DR GROTHEY: The question comes up about “TACE versus sorafenib or TACE plus sorafenib.” And so, coming back to what TACE is. TACE is chemoembolization. It’s a locoregional therapy for patients with multifocal, nonresectable HCC, liver-dominant or liver-exclusive disease and no distant metastasis and goes back several decades and was very poorly tested in randomized trials, but kind of more K series than meta-analysis, et cetera, et cetera.
So I do believe, eventually, when you look at the bottom line, TACE does influence survival. It can be beneficial for patients who have multifocal disease. And there’s clearly some overlap in terms of the patient population that is a candidate for TACE and a candidate for sorafenib. So it really goes down to the question of sometimes who sees the patient first. What’s the flow of patients within an institution, et cetera.
And so the question came up: Does it make sense to combine TACE plus sorafenib? And actually, there’s an intriguing biological hypothesis that TACE induces hypoxia, at least in tumor tissue, which upregulates pro-angiogenic factors. So could you use a VEGF inhibitor, which sorafenib is, among other things, to block this angiogenic rebound that can occur and actually make the effect of TACE better.
Now, the question is: Should we use sorafenib or any TKI earlier or kind of start patients on sorafenib and then do an embolization and then continue sorafenib to really address this presumed rebound or kind of acceleration of pro-angiogenic factors after TACE?

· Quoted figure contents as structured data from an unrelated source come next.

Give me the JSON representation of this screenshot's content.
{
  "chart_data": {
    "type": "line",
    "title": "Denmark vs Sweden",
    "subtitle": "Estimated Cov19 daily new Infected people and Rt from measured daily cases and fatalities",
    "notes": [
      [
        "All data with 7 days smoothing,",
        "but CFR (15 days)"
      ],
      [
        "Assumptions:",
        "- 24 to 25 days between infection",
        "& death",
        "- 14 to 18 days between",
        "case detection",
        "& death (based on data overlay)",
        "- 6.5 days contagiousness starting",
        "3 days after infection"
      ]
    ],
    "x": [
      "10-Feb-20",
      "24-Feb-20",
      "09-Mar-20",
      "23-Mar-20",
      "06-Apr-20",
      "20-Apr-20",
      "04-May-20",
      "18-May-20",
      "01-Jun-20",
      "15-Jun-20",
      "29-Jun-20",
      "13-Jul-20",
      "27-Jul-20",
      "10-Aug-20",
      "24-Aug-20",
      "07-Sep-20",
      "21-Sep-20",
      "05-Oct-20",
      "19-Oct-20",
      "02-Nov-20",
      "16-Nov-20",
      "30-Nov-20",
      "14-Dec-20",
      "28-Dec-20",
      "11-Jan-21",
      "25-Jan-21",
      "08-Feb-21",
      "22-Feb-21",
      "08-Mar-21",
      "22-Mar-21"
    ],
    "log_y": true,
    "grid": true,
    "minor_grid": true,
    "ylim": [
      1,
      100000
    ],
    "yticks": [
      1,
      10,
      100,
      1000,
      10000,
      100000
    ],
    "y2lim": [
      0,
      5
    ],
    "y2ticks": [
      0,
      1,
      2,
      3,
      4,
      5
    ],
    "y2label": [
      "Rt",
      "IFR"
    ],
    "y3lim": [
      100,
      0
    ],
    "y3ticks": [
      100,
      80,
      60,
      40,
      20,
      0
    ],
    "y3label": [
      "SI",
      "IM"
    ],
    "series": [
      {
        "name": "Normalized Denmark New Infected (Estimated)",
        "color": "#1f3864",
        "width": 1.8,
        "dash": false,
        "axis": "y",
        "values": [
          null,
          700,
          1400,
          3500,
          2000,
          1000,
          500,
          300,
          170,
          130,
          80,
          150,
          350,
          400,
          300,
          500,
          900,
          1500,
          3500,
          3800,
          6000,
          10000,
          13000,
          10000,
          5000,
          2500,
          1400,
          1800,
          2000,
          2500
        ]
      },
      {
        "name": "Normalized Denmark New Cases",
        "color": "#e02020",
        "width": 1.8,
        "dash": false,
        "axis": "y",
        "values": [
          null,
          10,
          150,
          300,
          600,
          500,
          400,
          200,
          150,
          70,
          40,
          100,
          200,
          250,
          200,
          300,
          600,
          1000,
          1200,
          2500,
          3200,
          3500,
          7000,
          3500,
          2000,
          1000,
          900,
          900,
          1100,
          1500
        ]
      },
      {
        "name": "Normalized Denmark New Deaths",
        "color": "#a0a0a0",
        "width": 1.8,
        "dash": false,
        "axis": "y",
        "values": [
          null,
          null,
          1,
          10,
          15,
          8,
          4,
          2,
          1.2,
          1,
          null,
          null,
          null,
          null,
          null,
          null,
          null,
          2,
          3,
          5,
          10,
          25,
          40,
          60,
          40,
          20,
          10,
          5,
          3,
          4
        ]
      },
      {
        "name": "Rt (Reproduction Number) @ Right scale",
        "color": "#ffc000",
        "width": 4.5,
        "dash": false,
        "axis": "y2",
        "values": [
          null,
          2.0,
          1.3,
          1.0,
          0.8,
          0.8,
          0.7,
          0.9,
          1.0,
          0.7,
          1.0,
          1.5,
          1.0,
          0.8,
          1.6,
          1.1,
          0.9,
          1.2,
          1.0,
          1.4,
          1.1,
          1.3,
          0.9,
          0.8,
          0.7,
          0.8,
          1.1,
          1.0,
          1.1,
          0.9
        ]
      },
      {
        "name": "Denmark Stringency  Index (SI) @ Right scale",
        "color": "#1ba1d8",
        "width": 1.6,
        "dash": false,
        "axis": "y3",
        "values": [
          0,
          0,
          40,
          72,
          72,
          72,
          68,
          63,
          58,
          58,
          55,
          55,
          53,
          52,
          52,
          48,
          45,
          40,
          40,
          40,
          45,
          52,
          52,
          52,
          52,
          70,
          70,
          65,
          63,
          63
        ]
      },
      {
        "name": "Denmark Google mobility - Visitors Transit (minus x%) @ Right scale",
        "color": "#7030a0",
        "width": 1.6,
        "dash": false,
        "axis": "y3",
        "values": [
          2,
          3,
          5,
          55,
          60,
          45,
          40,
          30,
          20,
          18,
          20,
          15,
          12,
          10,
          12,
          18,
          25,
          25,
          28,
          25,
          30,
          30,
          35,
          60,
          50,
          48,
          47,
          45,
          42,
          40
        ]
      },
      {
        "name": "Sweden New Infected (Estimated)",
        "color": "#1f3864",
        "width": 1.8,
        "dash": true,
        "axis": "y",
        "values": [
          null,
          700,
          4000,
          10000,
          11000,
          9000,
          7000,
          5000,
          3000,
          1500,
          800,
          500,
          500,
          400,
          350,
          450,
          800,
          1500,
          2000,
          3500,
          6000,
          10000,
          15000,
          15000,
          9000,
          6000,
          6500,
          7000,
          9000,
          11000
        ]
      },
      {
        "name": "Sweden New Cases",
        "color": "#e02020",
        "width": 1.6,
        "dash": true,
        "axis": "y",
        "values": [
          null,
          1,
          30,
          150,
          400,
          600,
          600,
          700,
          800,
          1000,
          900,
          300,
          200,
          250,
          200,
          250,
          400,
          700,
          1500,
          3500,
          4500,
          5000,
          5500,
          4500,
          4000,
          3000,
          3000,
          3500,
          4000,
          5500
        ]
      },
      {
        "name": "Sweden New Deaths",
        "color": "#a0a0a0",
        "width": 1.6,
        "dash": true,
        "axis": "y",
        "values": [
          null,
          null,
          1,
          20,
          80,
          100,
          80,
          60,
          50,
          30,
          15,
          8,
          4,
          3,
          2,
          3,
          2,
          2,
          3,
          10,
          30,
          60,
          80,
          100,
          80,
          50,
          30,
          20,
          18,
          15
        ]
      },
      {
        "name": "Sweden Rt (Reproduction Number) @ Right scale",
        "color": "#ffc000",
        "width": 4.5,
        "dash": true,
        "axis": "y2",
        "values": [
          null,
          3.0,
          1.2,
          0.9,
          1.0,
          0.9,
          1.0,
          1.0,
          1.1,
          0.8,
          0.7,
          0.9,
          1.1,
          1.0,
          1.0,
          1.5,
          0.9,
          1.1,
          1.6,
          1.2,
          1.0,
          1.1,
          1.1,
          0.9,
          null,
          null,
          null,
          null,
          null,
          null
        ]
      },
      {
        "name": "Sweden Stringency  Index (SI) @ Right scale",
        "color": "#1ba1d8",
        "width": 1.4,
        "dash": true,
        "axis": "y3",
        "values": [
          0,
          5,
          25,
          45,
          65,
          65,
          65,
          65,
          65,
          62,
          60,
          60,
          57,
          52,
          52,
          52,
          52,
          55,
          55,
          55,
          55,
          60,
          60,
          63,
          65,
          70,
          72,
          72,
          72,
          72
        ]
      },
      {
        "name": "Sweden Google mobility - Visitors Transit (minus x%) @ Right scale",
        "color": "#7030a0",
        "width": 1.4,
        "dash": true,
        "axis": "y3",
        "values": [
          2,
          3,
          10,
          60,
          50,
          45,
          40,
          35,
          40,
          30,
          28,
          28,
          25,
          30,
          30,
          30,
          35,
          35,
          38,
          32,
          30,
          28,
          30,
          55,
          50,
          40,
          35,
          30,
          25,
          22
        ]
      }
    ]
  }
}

This is actually being studied right now in 2 trials. One of them is led by ECOG, an Intergroup trial, 1208, which really only stops sorafenib for the time of embolization but tries to keep patients on continued sorafenib to not have this gap between TACE and initiation of sorafenib. And I think this is probably a more biologically sound approach. So the trial is currently accruing. It’s not accruing as well as we thought it would be — about a third of patients have been accrued, according to what I saw.
So I do believe this is an interesting question, TACE plus or minus sorafenib. And I can see that this turf war between interventional radiology and medical oncology for this patient population, where there’s a clear overlap in indication, will not be resolved unless we have a prospective trial.
DR LOVE: Bert, how do you approach this question in your own practice?
DR O'NEIL: I’m fortunate to, like Axel, practice in a place where we have a multidisciplinary team that evaluates these patients. So, unlike other places, we don’t have this turf battle. We all evaluate them together and make a decision.
We will use regional therapies when they’re appropriate. We tend, still, to favor chemoembolization, but some subsets of patients we’ll treat with radioembolization, such as people with portal vein thrombosis, people we can’t treat with standard embolization. At this point, I think that there are really 2 essentially negative studies of combining sorafenib and TACE at the same time or either sequentially or concurrently. There was another trial presented at the ASCO GI symposium this year called the SPACE trial, which was a Phase II study, but it was essentially negative. It didn’t provide much of a signal for sorafenib in this setting.
So, to me, if you’re going to proceed with a regional therapy strategy, you stick with that strategy until the patient has shown signs of failing that strategy, meaning they’ve progressed on therapy, before switching over to sorafenib.
DR LOVE: Can you talk a little bit more, you talked about if local therapy is indicated. In your mind, what is an indication? And specifically, do you see TACE as a way to debulk the disease?
DR O'NEIL: Yes. I mean, in some ways, TACE is very similar to giving chemotherapy.
We give chemotherapy to try and shrink disease or delay progression, and that’s essentially what TACE does. Add in this case we're just doing it in a disease that tends to remain confined to the liver.
I think the ideal candidates for TACE are people with medium-sized tumors too big to ablate, people who aren’t surgical candidates, no vascular involvement. Some of those patients can respond to TACE literally for years. So that’s really the ideal candidate. Where we start to have questions are tumors that are larger yet, say, 7-, 8-, 9-cm tumors, tumors with vascular involvement, those are a gray area. And then you start to get beyond that and I think you’re in an area where systemic therapy is more appropriate.